I’d taken two strokes when it dawned on me- there was a four foot long sword attached to the bottom of his board. I have no idea what depth it sits at while someone is up and riding. Can I safely swim under it? Probably not. The consequences of failure are too high.
I took another stroke toward the shoulder, then froze. What would be an unrideable section on a normal craft, somewhere I’d be safely out of the way, was actually directly in his line.
I have no idea whether it’s possible to scrub off speed or make a quick direction change on a foil. What I’ve witnessed makes me think there are no brakes. No stomping on the tail to avoid a collision. No dumping forward momentum on your heels and bogging at a moment’s notice.
I was a deer in the headlights, wrapped in cold flashes of fear on a warm and sunny day.
That split second felt like minutes, until I eventually snapped out of it and swam towards the beach. Three strokes put me safe and sound as he tore past hovering above the ocean’s surface.
For the rest of the session I tried to give the trio a wide berth. I swam down to the next peak, only to see them pumping toward the horizon, in my direction, after catching a wave. It was nearly impossible to stay away from them, they could cover distances no other surf craft can. They weren’t being greedy. They weren’t being rude. But they presented a problem I couldn’t solve.
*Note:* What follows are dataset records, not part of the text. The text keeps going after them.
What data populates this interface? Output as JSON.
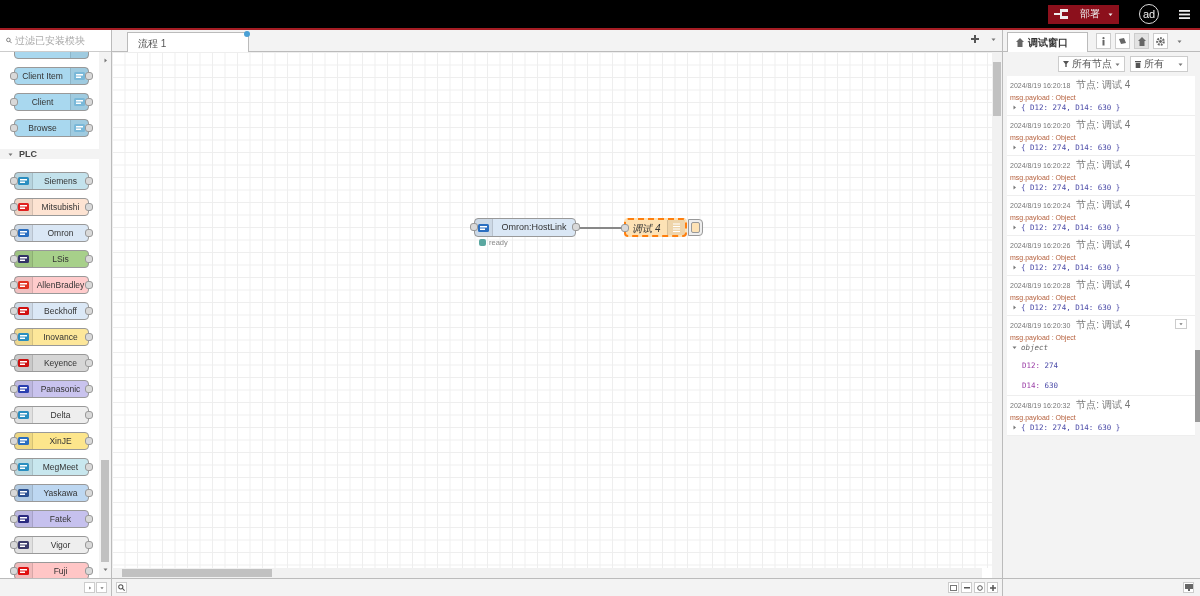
{
  "header": {
    "deploy_label": "部署",
    "user_initials": "ad"
  },
  "palette": {
    "search_placeholder": "过滤已安装模块",
    "top_nodes": [
      {
        "label": "Client Item",
        "color": "#a9d8ef"
      },
      {
        "label": "Client",
        "color": "#a9d8ef"
      },
      {
        "label": "Browse",
        "color": "#a9d8ef"
      }
    ],
    "category": {
      "name": "PLC",
      "expanded": true,
      "nodes": [
        {
          "label": "Siemens",
          "color": "#c3e2ec"
        },
        {
          "label": "Mitsubishi",
          "color": "#fde3d2"
        },
        {
          "label": "Omron",
          "color": "#dae7f5"
        },
        {
          "label": "LSis",
          "color": "#a7d08a"
        },
        {
          "label": "AllenBradley",
          "color": "#ffcccc"
        },
        {
          "label": "Beckhoff",
          "color": "#dbe8f6"
        },
        {
          "label": "Inovance",
          "color": "#fde79a"
        },
        {
          "label": "Keyence",
          "color": "#d6d6d6"
        },
        {
          "label": "Panasonic",
          "color": "#c9c3ee"
        },
        {
          "label": "Delta",
          "color": "#eeeeee"
        },
        {
          "label": "XinJE",
          "color": "#fde68c"
        },
        {
          "label": "MegMeet",
          "color": "#c8e7ee"
        },
        {
          "label": "Yaskawa",
          "color": "#bdd7f1"
        },
        {
          "label": "Fatek",
          "color": "#c6c1ee"
        },
        {
          "label": "Vigor",
          "color": "#eeeeee"
        },
        {
          "label": "Fuji",
          "color": "#ffc6c6"
        }
      ]
    }
  },
  "workspace": {
    "tabs": [
      {
        "label": "流程 1",
        "selected": true,
        "changed": true
      }
    ],
    "nodes": [
      {
        "kind": "plc",
        "label": "Omron:HostLink",
        "status": "ready",
        "selected": false
      },
      {
        "kind": "debug",
        "label": "调试 4",
        "selected": true,
        "active": true
      }
    ]
  },
  "sidebar": {
    "tabs": [
      {
        "label": "调试窗口",
        "selected": true
      }
    ],
    "panels": [
      {
        "kind": "info",
        "selected": false
      },
      {
        "kind": "help",
        "selected": false
      },
      {
        "kind": "debug",
        "selected": true
      },
      {
        "kind": "config",
        "selected": false
      }
    ],
    "filter": {
      "nodes_label": "所有节点",
      "clear_label": "所有"
    },
    "messages": [
      {
        "time": "2024/8/19 16:20:18",
        "node": "节点: 调试 4",
        "topic": "msg.payload : Object",
        "expanded": false,
        "preview": "{ D12: 274, D14: 630 }"
      },
      {
        "time": "2024/8/19 16:20:20",
        "node": "节点: 调试 4",
        "topic": "msg.payload : Object",
        "expanded": false,
        "preview": "{ D12: 274, D14: 630 }"
      },
      {
        "time": "2024/8/19 16:20:22",
        "node": "节点: 调试 4",
        "topic": "msg.payload : Object",
        "expanded": false,
        "preview": "{ D12: 274, D14: 630 }"
      },
      {
        "time": "2024/8/19 16:20:24",
        "node": "节点: 调试 4",
        "topic": "msg.payload : Object",
        "expanded": false,
        "preview": "{ D12: 274, D14: 630 }"
      },
      {
        "time": "2024/8/19 16:20:26",
        "node": "节点: 调试 4",
        "topic": "msg.payload : Object",
        "expanded": false,
        "preview": "{ D12: 274, D14: 630 }"
      },
      {
        "time": "2024/8/19 16:20:28",
        "node": "节点: 调试 4",
        "topic": "msg.payload : Object",
        "expanded": false,
        "preview": "{ D12: 274, D14: 630 }"
      },
      {
        "time": "2024/8/19 16:20:30",
        "node": "节点: 调试 4",
        "topic": "msg.payload : Object",
        "expanded": true,
        "type": "object",
        "props": [
          {
            "key": "D12:",
            "value": "274"
          },
          {
            "key": "D14:",
            "value": "630"
          }
        ]
      },
      {
        "time": "2024/8/19 16:20:32",
        "node": "节点: 调试 4",
        "topic": "msg.payload : Object",
        "expanded": false,
        "preview": "{ D12: 274, D14: 630 }"
      }
    ]
  }
}
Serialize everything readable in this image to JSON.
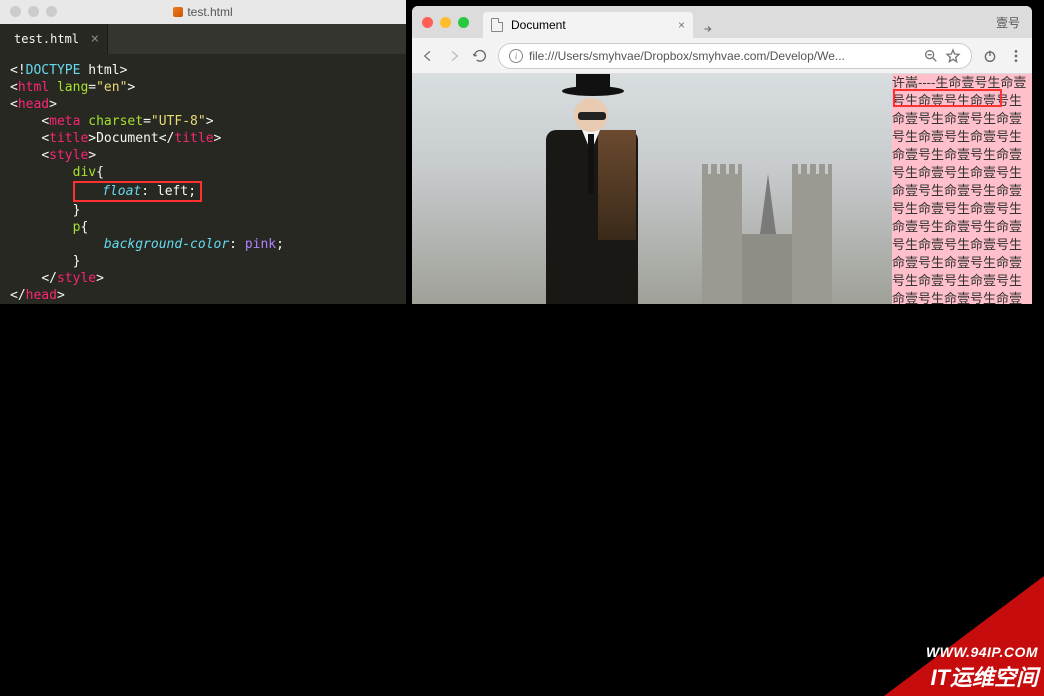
{
  "editor": {
    "window_file": "test.html",
    "tab": "test.html",
    "code": {
      "doctype": "DOCTYPE",
      "doctype_suffix": " html",
      "html_tag": "html",
      "lang_attr": "lang",
      "lang_val": "\"en\"",
      "head_tag": "head",
      "meta_tag": "meta",
      "charset_attr": "charset",
      "charset_val": "\"UTF-8\"",
      "title_tag": "title",
      "title_text": "Document",
      "style_tag": "style",
      "div_sel": "div",
      "float_prop": "float",
      "float_val": "left",
      "p_sel": "p",
      "bg_prop": "background-color",
      "bg_val": "pink",
      "brace_open": "{",
      "brace_close": "}",
      "semi": ";",
      "colon": ":"
    }
  },
  "browser": {
    "tab_title": "Document",
    "profile": "壹号",
    "url": "file:///Users/smyhvae/Dropbox/smyhvae.com/Develop/We...",
    "page_text_prefix": "许嵩----",
    "page_text_repeat": "生命壹号"
  },
  "watermark": {
    "line1": "WWW.94IP.COM",
    "line2": "IT运维空间"
  },
  "colors": {
    "editor_bg": "#272822",
    "pink": "#ffc0cb",
    "highlight_red": "#ff3030",
    "watermark_red": "#c60c0c"
  }
}
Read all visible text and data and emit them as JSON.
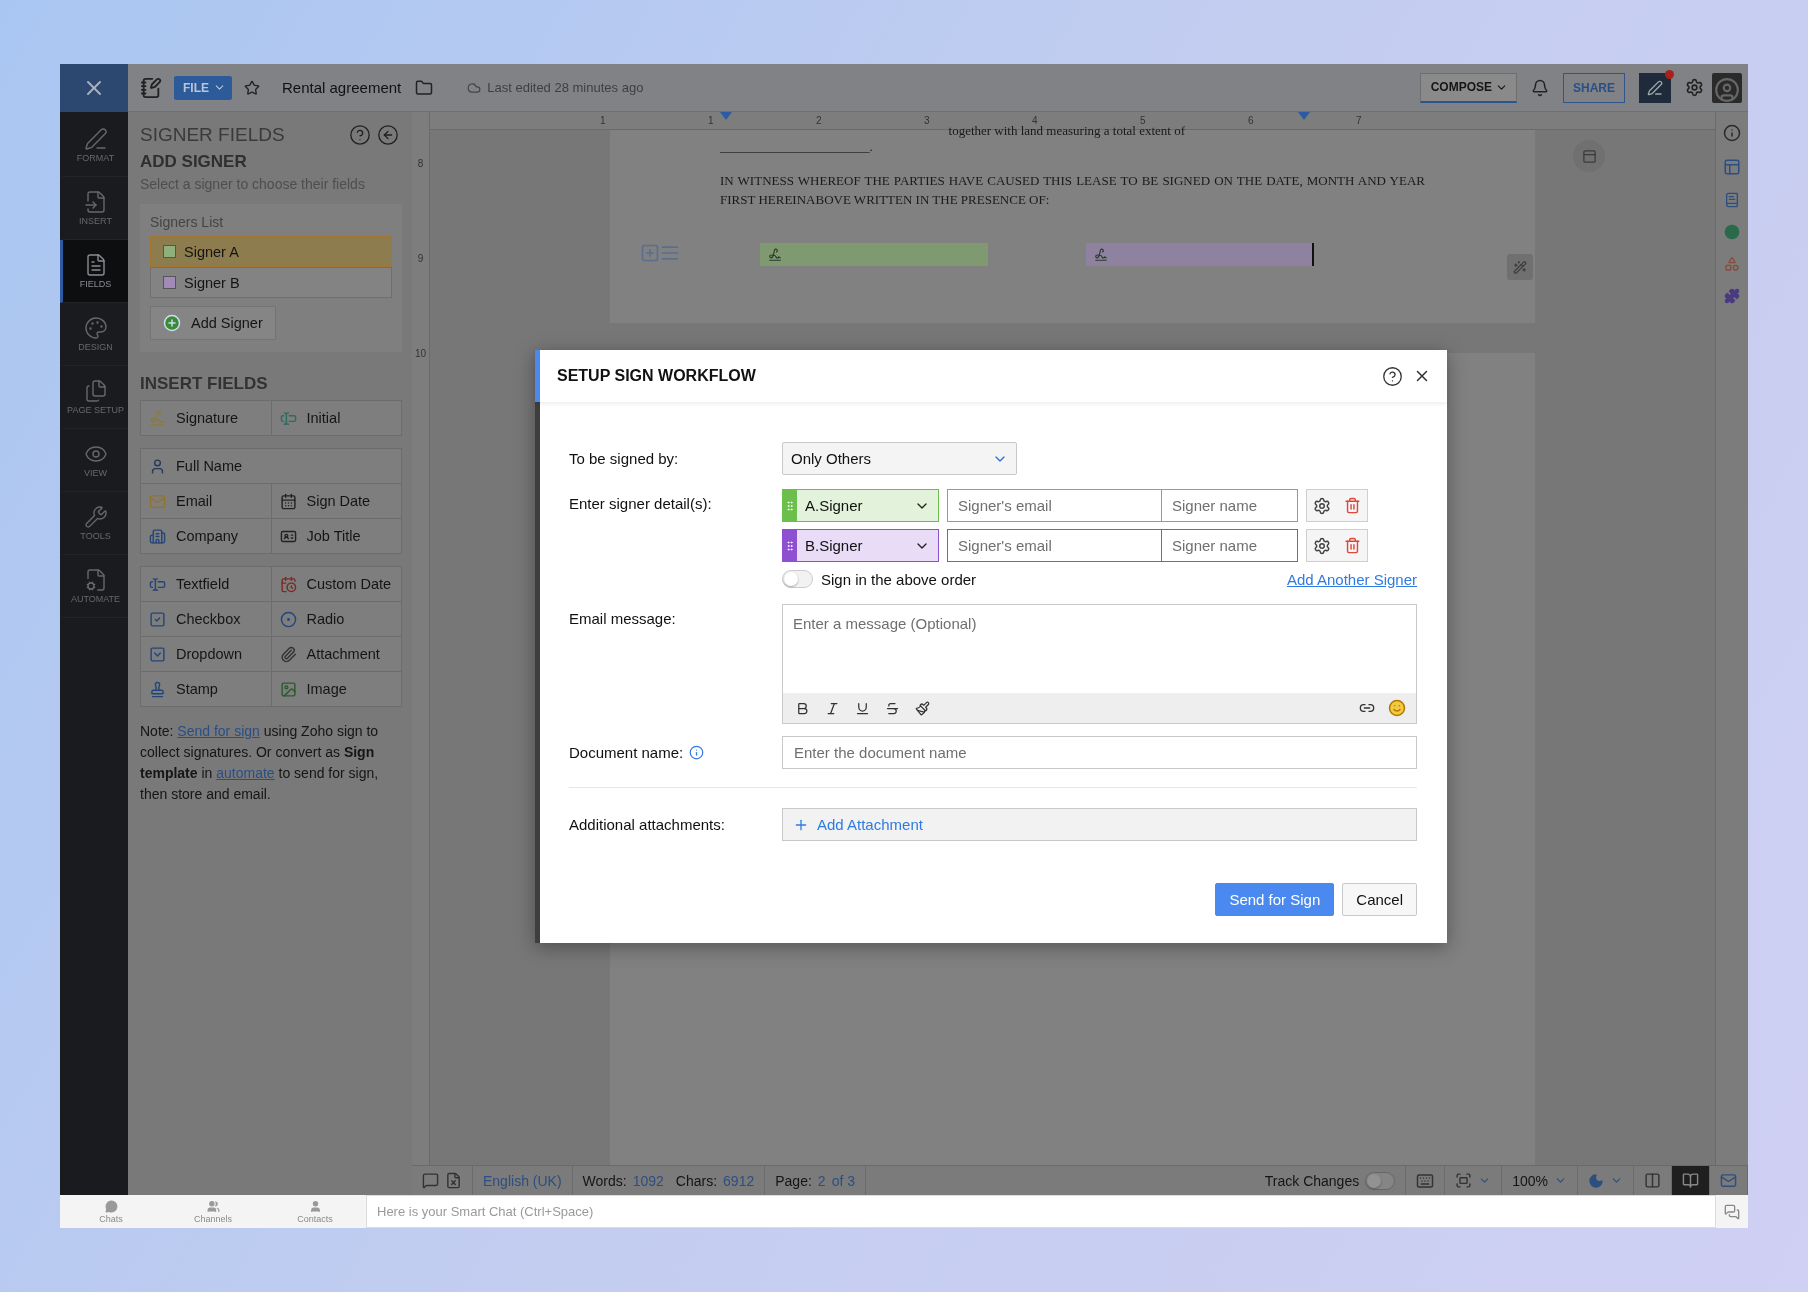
{
  "app_bar": {
    "file_menu": "FILE",
    "document_title": "Rental agreement",
    "last_edited": "Last edited 28 minutes ago",
    "compose": "COMPOSE",
    "share": "SHARE",
    "notification_dot": true
  },
  "nav_rail": [
    {
      "label": "FORMAT",
      "selected": false
    },
    {
      "label": "INSERT",
      "selected": false
    },
    {
      "label": "FIELDS",
      "selected": true
    },
    {
      "label": "DESIGN",
      "selected": false
    },
    {
      "label": "PAGE SETUP",
      "selected": false
    },
    {
      "label": "VIEW",
      "selected": false
    },
    {
      "label": "TOOLS",
      "selected": false
    },
    {
      "label": "AUTOMATE",
      "selected": false
    }
  ],
  "signer_panel": {
    "title": "SIGNER FIELDS",
    "heading": "ADD SIGNER",
    "hint": "Select a signer to choose their fields",
    "signers_list_label": "Signers List",
    "signers": [
      {
        "name": "Signer A",
        "color": "#8fb07d",
        "selected": true
      },
      {
        "name": "Signer B",
        "color": "#a08ab8",
        "selected": false
      }
    ],
    "add_signer": "Add Signer",
    "insert_fields_heading": "INSERT FIELDS",
    "field_groups": [
      [
        {
          "label": "Signature",
          "wide": false
        },
        {
          "label": "Initial",
          "wide": false
        }
      ],
      [
        {
          "label": "Full Name",
          "wide": true
        },
        {
          "label": "Email",
          "wide": false
        },
        {
          "label": "Sign Date",
          "wide": false
        },
        {
          "label": "Company",
          "wide": false
        },
        {
          "label": "Job Title",
          "wide": false
        }
      ],
      [
        {
          "label": "Textfield",
          "wide": false
        },
        {
          "label": "Custom Date",
          "wide": false
        },
        {
          "label": "Checkbox",
          "wide": false
        },
        {
          "label": "Radio",
          "wide": false
        },
        {
          "label": "Dropdown",
          "wide": false
        },
        {
          "label": "Attachment",
          "wide": false
        },
        {
          "label": "Stamp",
          "wide": false
        },
        {
          "label": "Image",
          "wide": false
        }
      ]
    ],
    "note": [
      {
        "kind": "plain",
        "text": "Note: "
      },
      {
        "kind": "link",
        "text": "Send for sign"
      },
      {
        "kind": "plain",
        "text": " using Zoho sign to collect signatures. Or convert as "
      },
      {
        "kind": "bold",
        "text": "Sign template"
      },
      {
        "kind": "plain",
        "text": " in "
      },
      {
        "kind": "link",
        "text": "automate"
      },
      {
        "kind": "plain",
        "text": " to send for sign, then store and email."
      }
    ]
  },
  "ruler": {
    "horizontal": [
      "1",
      "1",
      "2",
      "3",
      "4",
      "5",
      "6",
      "7"
    ],
    "vertical": [
      "8",
      "9",
      "10"
    ]
  },
  "document": {
    "cut_line": "together with land measuring a total extent of",
    "blank_line": "_______________________.",
    "paragraph": "IN WITNESS WHEREOF THE PARTIES HAVE CAUSED THIS LEASE TO BE SIGNED ON THE DATE, MONTH AND YEAR FIRST HEREINABOVE WRITTEN IN THE PRESENCE OF:",
    "signature_fields": [
      {
        "color": "#7f9a70"
      },
      {
        "color": "#8f82a0"
      }
    ]
  },
  "dialog": {
    "title": "SETUP SIGN WORKFLOW",
    "signed_by": {
      "label": "To be signed by:",
      "value": "Only Others"
    },
    "signer_details": {
      "label": "Enter signer detail(s):",
      "signers": [
        {
          "role": "A.Signer",
          "color": "#6cbf4a",
          "email_placeholder": "Signer's email",
          "name_placeholder": "Signer name"
        },
        {
          "role": "B.Signer",
          "color": "#8e4fd0",
          "email_placeholder": "Signer's email",
          "name_placeholder": "Signer name"
        }
      ]
    },
    "sign_in_order": {
      "label": "Sign in the above order",
      "on": false
    },
    "add_another_signer": "Add Another Signer",
    "email_message": {
      "label": "Email message:",
      "placeholder": "Enter a message (Optional)"
    },
    "document_name": {
      "label": "Document name:",
      "placeholder": "Enter the document name"
    },
    "attachments": {
      "label": "Additional attachments:",
      "button": "Add Attachment"
    },
    "buttons": [
      {
        "label": "Send for Sign",
        "kind": "primary"
      },
      {
        "label": "Cancel",
        "kind": "secondary"
      }
    ]
  },
  "status_bar": {
    "language": "English (UK)",
    "words_label": "Words:",
    "words": "1092",
    "chars_label": "Chars:",
    "chars": "6912",
    "page_label": "Page:",
    "page": "2",
    "page_total": "of 3",
    "track_changes": {
      "label": "Track Changes",
      "on": false
    },
    "zoom": "100%"
  },
  "chat_bar": {
    "tabs": [
      "Chats",
      "Channels",
      "Contacts"
    ],
    "placeholder": "Here is your Smart Chat (Ctrl+Space)"
  }
}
It’s not that they didn’t know what they were doing. It’s that I didn’t know what they were doing. Their presence introduced a set of variables for which I was totally unprepared. It was like waking up to learn the United States had decided to begin driving on the left hand side of the road. The vast majority of the actions we take to avoid danger are hardwired into our brains. Reactions are made instinctively based on a lifetime of experience. Being aware of a change does nothing. It’s not until we’ve internalized the rules that we can actually make use of them.
This is something I’d already learned in Australia. The fact that I escaped the country unscathed was pure luck alone. Each trip across the street involved a glance in the wrong direction before blithely stepping into the path of oncoming traffic. Strolling down the sidewalk involved constant near collisions with my fellow pedestrians. “Walk on the left,” I’d tell myself, before invariably drifting to the right.
It’s like that corny old joke about an old man driving to work. His wife calls his cell and says, “Honey, be careful! The news says that someone is driving the wrong direction on the freeway.”
“It’s not just one,” he replies. “There are hundreds of them!”
It’s part of the human condition – we often hate the things we fear. And we love to fear the unknown. So it’s no surprise that so many people hate foils. They’re a disruptive element in any lineup and are undeniably more dangerous in a collision than any “traditional” surfboard.
And I know we shouldn’t hate. It’s an ugly emotion, one that takes rather than give. It drags down the spirit and will turn a sunny sky to thundering rain. Like softboards and SUPs and bodyboards before them, foils aren’t going away. The surf world needs to learn how to deal with them.
I just can’t see how that’ll happen. Foils have a place in the ocean, a reason for existence. They’d be rad, and I’d be happy, if they stayed confined to far outside, to downwind runs, to novelty sessions among their own kind.
But they won’t. The temptation to join general lineups is too high. They’re a locust scourge in the distance and they’re heading our way.
Surfers, as a rule, myself included, are insular, judgmental, dicks. It’s a flaw in the culture that drags us all down. A personality trait we’d do well to change.
But not this time. Not right now.
Fuck them for screwing with my scene. Fuck them for making me feel fear. Fuck them for my sore back.
Go find a spot where the waves don’t break and leave the rest of us alone. You assholes are going to kill someone.